Unlikely (roughly 10–20% chance) that the Dominican Republic will be directly involved in significant armed conflict within the next three years, with risk concentrated on Haiti spillover and indirect exposure to U.S.-led regional contingencies.
**Bottom line** Direct involvement in major armed conflict is unlikely; the state is stable, economically resilient, and not postured for external war
Most likely trajectory is continued internal stability with heightened border security operations and episodic violence linked to trafficking and irregular migration. The main near-term escalation risk is a discrete lethal border incident amid Haiti-driven pressure; sustained armed clashes remain unlikely. Crime and public-order challenges persist but are not on a civil-war pathway.
Risk could rise modestly if Haiti’s collapse persists or worsens, creating repeated mass-displacement shocks and normalizing militarized border incidents. Conversely, continued growth, institutional strengthening, and international support for Haiti stabilization would keep conflict risk low. External entanglement risk depends on U.S. regional posture; Dominican participation is more likely logistical than combat.
Threat drivers The dominant structural risk is Haiti’s continuing security collapse, which raises probabilities of cross-border violence, armed smuggling/trafficking, and accidental or retaliatory shootings during interdiction operations. Santo Domingo’s tougher border posture, deportations, and fence construction increase day-to-day friction and the chance of a localized kinetic incident. A secondary driver is alliance exposure: deeper security cooperation with the United States (counter-narcotics, logistics access) could create indirect entanglement if a U.S.-Venezuela confrontation expands in the Caribbean, though this is more likely to remain enabling support than Dominican combat.
Resilience and systemic firebreaks The Dominican Republic’s political order remains comparatively consolidated, with regularized electoral competition and no active insurgency. Macro fundamentals and policy credibility are supportive: IMF assessments emphasize strong institutions, anchored inflation, and policy space; the banking system is described as healthy and systemic risks limited. These conditions reduce the likelihood that crime, protests, or fiscal stress mutate into organized armed challenge. The armed forces’ posture is oriented to border security and internal support rather than expeditionary warfare, and the country’s core economic model (tourism, FDI, free zones, remittances) strongly penalizes war-risk behavior.

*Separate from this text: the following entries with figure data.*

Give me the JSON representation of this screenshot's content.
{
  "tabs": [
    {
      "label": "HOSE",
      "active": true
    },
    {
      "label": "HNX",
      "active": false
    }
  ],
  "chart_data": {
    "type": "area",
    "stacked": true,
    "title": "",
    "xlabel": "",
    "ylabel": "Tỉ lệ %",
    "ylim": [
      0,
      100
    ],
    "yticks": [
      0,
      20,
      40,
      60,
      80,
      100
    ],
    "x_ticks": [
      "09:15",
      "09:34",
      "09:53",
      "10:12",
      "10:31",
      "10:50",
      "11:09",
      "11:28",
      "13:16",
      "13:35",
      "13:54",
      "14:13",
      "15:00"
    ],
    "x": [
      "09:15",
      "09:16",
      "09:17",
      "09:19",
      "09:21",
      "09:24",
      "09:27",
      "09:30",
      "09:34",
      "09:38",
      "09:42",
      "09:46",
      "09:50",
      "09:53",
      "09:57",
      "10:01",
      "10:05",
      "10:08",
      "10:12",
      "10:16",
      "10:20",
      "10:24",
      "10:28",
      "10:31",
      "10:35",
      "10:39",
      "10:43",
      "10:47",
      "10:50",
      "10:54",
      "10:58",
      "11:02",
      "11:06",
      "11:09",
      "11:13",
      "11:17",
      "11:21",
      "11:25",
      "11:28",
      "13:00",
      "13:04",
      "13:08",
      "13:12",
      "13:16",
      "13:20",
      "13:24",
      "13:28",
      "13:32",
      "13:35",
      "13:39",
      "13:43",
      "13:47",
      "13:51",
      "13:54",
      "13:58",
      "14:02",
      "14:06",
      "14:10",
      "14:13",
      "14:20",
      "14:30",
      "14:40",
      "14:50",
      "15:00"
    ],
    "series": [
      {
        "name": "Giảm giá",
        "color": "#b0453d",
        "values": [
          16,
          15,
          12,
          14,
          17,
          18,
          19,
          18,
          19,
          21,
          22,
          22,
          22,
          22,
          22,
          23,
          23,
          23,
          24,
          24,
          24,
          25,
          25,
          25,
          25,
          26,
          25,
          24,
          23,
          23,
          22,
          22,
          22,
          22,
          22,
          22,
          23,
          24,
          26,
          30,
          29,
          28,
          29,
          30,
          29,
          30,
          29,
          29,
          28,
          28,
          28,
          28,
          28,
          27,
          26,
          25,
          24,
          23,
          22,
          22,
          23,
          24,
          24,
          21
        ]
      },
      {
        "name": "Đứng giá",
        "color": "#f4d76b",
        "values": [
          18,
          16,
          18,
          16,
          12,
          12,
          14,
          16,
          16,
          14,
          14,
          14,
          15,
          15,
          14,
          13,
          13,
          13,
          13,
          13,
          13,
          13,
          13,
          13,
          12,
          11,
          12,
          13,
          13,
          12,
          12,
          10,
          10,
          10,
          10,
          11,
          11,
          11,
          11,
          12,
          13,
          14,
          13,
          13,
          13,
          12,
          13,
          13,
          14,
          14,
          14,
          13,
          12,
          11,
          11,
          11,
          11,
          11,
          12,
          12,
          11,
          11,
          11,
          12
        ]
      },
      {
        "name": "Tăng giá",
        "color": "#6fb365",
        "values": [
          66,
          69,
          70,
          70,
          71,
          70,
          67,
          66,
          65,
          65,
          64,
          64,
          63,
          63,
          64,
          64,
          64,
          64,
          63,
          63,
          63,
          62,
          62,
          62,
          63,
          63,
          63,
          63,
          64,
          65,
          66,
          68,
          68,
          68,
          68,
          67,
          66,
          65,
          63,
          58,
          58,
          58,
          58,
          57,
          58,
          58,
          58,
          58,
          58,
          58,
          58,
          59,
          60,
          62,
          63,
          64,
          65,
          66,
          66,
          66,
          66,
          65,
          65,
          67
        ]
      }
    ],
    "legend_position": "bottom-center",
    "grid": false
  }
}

Conflict pathway assessment The most plausible “direct involvement” pathway is a sustained border security campaign that escalates from sporadic shootings into repeated armed engagements, especially if Haitian armed groups probe the frontier or if a mass-displacement event overwhelms control measures. Even then, geography (a defined land border), international attention, and Dominican incentives to preserve tourism and investment act as brakes. Interstate war with Haiti remains structurally unlikely given Haiti’s limited conventional capacity and the Dominican preference for containment over invasion.
Net assessment Risk is elevated versus many Caribbean peers due to Haiti spillover, but remains low in absolute terms because stabilizers (institutional continuity, economic resilience, U.S./international security cooperation, and limited external ambitions) outweigh escalation drivers.